Als strategischen Fokusbereich werden die Institutionen des ETH-Bereichs auch die Aktivitäten in der Energieforschung weiterführen; die in der Botschaft über die Förderung von Bildung, Forschung und Innovation 2017–2020 (BFI-Botschaft) festgelegten Mittel sind künftig im Finanzierungsbeitrag des Bundes (Trägerfinanzierung) integriert.

Im Rahmen des Aktionsplans «Koordinierte Energieforschung Schweiz» hatten die Eidgenössischen Behörden der KTI, dem SNF und dem ETH-Bereich für die Leistungsperiode 2013–2016 zusätzliche Mittel zugesprochen. Die Institutionen des ETH-Bereichs profitierten davon direkt und indirekt. So wurden aus dem Zahlungsrahmen 2013–2016 insgesamt 60 Mio. CHF zweckgebunden zur Stärkung der Energieforschung im ETH-Bereich eingesetzt. Dabei flossen die Gelder zu einem Drittel in den Kompetenzausbau (neue Professuren sowie Auf- und Ausbau von Forschungsgruppen). Zu zwei Dritteln wurden sie für neue Forschungsinfrastrukturen im Energiebereich verwendet. Im Weiteren sind Expertinnen und Experten des ETH-Bereichs führend am Betrieb von sieben der acht Swiss Competence Centers for Energy Research (SCCER) beteiligt, die von der KTI finanziert werden.

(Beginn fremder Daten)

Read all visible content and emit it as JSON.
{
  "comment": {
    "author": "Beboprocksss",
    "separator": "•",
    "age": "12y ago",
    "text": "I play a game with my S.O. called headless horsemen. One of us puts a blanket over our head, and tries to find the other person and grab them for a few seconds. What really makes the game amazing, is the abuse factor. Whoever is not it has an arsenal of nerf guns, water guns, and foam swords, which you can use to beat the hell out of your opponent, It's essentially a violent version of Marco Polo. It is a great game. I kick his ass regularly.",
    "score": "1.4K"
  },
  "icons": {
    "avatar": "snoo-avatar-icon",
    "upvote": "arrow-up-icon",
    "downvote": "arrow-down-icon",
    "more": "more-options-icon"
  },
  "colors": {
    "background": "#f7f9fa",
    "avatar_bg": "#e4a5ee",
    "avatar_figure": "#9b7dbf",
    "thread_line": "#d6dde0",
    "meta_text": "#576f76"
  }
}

Die im Rahmen des Aktionsplans gesprochenen Sondermittel wurden eingesetzt, um thematische Schwerpunkte zu bilden, die, wo sinnvoll, in der neuen BFI-Periode fortgesetzt werden. Entsprechende Arbeitsgebiete umfassen beispielsweise Energieeffizienz, intelligente Netze und Ernte von erneuerbaren Energien (ETH Zürich), Chemie und Wasserkraft (EPFL) sowie Katalyse und die katalytische Biomassekonversion (PSI). Weiter wurde in enger Zusammenarbeit mit den Empa-Forschungsplattformen NEST und move der Aufbau der «Energy System Integration Platform» (ESI) auf dem PSI-Areal realisiert. Die Empa finanzierte u. a. ein gemeinsames Projekt von drei Empa-Labors im Bereich der Elektroden für Dünnschicht-Solarzellen; ein Teil der Mittel wurde für das gemeinsame EPFL-Empa «Laboratoire des matériaux pour les énergies renouvelables» (LMER) in Sion verwendet. WSL und Eawag schliesslich starteten ein gemeinsames Forschungsprogramm zum Thema «Auswirkungen der Energiewende» (Energy Change Impact).